In fact, it was the whirlwind transition from her life in Oklahoma to her life at Rice that inspired the writing of the book, Sposito said.

 "[The book] is about my freshman year and adapting to being a college student and the college life, but at the same time it's about moving away from home, getting independence and the experiences I had that helped shape that independence," Sposito said.

The book is centered around the fear that comes with making great change.

"I remembered thinking 'I don't know if [coming to Rice] was the right thing to do'," Sposito said.

Writing a novel is no small undertaking. The endeavor took a few years for Sposito to transition from crafting anecdotes and dialogues in her mind to penning them on paper. 

"I started summer after freshman year," Sposito said. "Even during freshman year, I had scenes and dialogues in my head that I'd been keeping track of, and in the summer, I started to pool it all together. It wasn't a fluid process."

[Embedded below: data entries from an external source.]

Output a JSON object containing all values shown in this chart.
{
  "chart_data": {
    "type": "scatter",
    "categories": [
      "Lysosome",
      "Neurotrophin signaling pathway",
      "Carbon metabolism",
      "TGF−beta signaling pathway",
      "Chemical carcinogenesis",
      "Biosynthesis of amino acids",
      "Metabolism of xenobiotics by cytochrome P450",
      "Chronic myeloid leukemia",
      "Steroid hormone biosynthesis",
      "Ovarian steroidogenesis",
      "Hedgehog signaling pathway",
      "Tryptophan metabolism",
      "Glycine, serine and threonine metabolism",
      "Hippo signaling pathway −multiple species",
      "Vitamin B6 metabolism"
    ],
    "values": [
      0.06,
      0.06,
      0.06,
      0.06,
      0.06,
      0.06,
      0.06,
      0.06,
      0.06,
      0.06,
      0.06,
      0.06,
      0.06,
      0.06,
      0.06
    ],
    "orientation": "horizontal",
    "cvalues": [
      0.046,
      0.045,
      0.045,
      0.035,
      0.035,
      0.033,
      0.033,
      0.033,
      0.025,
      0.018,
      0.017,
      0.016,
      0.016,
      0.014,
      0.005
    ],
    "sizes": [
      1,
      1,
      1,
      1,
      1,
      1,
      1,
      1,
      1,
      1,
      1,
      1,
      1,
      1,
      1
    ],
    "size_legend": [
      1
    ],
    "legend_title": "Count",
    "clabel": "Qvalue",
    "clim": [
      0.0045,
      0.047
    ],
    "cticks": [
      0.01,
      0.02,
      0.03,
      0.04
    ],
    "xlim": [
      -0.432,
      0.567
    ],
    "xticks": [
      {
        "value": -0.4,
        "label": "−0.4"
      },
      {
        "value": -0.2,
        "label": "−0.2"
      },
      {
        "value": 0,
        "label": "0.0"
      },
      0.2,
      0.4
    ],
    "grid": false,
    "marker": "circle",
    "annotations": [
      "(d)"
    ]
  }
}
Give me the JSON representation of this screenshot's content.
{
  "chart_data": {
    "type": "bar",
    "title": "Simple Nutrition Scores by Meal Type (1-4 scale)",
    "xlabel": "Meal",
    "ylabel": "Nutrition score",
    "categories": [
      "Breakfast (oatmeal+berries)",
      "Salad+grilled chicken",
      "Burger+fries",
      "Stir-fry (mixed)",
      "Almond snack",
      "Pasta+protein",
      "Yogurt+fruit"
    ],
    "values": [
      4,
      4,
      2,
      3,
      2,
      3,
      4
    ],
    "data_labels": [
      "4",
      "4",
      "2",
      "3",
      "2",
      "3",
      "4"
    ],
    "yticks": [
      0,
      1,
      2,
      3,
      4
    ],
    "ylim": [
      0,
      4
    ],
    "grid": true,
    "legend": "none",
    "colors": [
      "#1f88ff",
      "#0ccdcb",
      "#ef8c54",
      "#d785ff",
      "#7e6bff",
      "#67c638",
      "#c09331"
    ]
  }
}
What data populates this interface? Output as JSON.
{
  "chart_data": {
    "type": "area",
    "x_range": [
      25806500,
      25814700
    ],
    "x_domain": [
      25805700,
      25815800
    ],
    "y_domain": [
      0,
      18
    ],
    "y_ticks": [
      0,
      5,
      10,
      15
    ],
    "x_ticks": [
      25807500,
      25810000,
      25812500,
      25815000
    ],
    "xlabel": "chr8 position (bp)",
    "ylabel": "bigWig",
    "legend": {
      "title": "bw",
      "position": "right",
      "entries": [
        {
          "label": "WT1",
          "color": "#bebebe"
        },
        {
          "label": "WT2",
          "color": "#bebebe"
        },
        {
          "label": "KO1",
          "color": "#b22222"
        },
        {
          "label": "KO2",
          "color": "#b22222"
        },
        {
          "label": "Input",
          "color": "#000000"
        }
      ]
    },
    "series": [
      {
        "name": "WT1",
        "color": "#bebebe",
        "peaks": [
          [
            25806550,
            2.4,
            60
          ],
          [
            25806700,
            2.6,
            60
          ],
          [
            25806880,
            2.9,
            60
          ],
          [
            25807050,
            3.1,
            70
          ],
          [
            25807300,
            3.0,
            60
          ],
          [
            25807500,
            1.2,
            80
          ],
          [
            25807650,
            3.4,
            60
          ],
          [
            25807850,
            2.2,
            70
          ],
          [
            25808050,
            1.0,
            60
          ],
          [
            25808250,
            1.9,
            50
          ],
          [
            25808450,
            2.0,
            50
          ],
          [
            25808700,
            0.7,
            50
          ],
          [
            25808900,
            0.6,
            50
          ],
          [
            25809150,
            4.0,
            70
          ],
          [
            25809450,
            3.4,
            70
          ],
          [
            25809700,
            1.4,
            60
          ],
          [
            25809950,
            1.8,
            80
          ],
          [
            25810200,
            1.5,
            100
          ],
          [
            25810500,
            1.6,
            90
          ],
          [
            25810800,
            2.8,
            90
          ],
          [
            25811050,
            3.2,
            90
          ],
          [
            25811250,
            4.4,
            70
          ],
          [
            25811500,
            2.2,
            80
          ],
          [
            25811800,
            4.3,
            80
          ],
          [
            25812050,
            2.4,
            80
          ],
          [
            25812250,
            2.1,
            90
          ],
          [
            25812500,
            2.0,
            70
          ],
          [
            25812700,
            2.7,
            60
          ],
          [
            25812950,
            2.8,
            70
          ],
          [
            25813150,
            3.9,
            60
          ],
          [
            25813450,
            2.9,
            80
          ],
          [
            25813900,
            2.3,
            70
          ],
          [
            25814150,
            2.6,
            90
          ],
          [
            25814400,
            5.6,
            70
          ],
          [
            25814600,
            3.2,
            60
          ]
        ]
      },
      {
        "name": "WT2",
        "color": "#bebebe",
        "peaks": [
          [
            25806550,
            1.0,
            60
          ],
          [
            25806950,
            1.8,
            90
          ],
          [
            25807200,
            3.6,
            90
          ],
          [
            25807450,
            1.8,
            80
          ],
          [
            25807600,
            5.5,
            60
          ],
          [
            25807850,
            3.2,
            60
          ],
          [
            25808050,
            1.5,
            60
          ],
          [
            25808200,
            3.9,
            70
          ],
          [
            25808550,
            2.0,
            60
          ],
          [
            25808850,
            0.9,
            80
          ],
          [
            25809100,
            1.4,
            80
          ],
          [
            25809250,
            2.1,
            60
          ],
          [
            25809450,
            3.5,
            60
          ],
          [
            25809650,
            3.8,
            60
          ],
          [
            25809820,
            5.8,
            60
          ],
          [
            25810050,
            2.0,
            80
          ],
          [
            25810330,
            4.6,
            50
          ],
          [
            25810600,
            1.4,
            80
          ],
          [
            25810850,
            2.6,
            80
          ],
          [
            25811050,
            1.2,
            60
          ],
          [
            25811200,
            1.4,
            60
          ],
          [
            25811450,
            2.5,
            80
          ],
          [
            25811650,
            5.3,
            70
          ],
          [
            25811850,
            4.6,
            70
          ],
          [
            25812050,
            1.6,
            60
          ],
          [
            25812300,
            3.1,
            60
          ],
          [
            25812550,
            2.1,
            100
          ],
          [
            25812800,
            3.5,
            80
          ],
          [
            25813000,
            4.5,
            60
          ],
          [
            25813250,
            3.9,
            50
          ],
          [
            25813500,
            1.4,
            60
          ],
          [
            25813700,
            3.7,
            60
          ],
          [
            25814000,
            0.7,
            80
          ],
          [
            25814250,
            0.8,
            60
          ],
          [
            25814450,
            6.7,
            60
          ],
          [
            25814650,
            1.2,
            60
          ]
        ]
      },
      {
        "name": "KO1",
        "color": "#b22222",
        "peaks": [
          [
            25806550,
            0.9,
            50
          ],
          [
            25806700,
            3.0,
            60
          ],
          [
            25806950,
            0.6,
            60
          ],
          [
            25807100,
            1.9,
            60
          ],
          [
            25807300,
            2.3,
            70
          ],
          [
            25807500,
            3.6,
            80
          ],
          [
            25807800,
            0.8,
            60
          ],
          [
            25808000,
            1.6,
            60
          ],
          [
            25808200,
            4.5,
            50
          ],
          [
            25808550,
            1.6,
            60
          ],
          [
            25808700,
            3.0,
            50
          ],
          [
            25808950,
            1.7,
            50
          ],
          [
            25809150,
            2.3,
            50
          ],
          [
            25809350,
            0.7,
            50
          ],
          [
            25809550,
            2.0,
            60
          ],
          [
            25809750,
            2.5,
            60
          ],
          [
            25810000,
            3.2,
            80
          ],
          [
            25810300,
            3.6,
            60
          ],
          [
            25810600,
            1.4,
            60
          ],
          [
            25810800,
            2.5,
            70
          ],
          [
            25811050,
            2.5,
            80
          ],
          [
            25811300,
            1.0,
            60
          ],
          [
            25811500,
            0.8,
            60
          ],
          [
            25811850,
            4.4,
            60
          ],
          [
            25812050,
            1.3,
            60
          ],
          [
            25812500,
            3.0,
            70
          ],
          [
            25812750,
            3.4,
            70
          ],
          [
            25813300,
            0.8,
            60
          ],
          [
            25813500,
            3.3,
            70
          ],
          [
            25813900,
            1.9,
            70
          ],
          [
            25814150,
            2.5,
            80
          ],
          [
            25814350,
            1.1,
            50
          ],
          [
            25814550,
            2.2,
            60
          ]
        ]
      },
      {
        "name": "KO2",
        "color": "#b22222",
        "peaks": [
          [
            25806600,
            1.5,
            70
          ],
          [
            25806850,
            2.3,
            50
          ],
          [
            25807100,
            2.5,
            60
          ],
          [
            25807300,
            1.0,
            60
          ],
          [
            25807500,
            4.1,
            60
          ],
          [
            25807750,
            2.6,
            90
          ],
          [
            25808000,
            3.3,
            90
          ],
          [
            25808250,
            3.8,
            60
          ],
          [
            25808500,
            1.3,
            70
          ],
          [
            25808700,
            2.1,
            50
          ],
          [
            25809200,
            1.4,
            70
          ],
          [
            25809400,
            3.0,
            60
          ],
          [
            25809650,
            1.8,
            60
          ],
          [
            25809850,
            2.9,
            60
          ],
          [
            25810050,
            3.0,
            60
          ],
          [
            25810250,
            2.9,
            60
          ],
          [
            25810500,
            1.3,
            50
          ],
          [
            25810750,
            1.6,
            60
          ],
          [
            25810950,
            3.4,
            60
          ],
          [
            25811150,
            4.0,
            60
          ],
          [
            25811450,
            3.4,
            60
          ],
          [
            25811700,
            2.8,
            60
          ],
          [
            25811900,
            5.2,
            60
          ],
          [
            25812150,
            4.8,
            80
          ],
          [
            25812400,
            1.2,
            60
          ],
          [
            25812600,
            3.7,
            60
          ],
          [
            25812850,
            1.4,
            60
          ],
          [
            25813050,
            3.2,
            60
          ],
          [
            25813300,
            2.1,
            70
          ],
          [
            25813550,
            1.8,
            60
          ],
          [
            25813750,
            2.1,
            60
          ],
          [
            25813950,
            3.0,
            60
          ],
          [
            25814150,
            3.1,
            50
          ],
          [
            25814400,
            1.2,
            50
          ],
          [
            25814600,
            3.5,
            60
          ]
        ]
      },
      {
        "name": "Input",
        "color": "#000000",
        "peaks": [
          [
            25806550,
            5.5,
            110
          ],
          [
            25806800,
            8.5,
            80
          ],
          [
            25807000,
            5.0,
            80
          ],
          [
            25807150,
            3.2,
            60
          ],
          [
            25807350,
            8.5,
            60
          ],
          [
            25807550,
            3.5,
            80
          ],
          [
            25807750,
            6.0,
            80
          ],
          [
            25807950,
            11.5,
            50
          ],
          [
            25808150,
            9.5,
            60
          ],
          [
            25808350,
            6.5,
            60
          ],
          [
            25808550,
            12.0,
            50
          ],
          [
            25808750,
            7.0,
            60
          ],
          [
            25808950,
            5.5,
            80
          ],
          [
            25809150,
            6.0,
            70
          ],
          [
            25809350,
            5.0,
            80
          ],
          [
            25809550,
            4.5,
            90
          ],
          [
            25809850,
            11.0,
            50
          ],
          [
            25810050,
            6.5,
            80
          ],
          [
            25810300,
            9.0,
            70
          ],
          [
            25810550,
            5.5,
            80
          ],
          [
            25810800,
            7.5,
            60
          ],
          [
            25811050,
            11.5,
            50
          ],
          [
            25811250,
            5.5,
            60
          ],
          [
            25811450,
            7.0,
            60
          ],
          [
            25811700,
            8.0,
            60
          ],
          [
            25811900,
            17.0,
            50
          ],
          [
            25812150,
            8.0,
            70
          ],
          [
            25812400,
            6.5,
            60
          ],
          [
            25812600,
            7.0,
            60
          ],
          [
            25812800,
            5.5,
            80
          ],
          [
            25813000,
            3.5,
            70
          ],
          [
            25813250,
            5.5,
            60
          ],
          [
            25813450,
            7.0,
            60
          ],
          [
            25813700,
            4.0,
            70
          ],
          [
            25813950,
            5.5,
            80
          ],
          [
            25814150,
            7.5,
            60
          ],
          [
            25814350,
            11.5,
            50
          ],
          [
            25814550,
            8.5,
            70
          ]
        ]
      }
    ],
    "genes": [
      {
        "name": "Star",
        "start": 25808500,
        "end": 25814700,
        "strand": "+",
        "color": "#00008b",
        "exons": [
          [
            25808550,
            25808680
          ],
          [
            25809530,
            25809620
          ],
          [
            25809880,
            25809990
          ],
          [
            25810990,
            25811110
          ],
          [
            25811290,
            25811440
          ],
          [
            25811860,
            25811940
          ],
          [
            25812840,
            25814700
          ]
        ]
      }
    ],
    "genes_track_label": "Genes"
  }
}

Sposito said the writing process became a learning process in itself. She said she engaged in self-reflection as she discovered her own true reason for writing the book.

"A lot of times, I'd write a scene, come back later and have a different perspective on it," Sposito said. "It was halfway through writing that I came up with the real meaning of the book, which was not just telling stories, but about how I moved to a place that became home and not just a place I was going to study and live for a short amount of time."

Sposito said that although she did not originally plan to publish the book, once it was written she began to debate what to do next. After positive reviews from friends she thought she might go the traditional route of sending the manuscript to as many publishers as possible in the hope that at least one would accept. It was a chance encounter later on that altered her strategy. 

"One of my professors hosted a dinner with various professionals, and a man there had self-published his own book," Sposito said. "He explained to me how he went about it, so I looked at it and said, 'Okay, I'm gonna do this. I'm gonna do it.' And that was it." One month later, the book was published.

Sposito does not plan to stop writing any time soon. She said she already has the idea for her next book, most likely a novel. 

"I have an expo board in my room now with pages and ideas scattered all over it," she said. 

For now, though, Sposito wants to focus on graduating and sharing her book, which she believes applies to anyone going through a rough transition. 

"You can take something positive out of any experience, even if it is difficult," Sposito said. "If you're patient enough and stubborn enough to stick it out, anything can be a learning experience."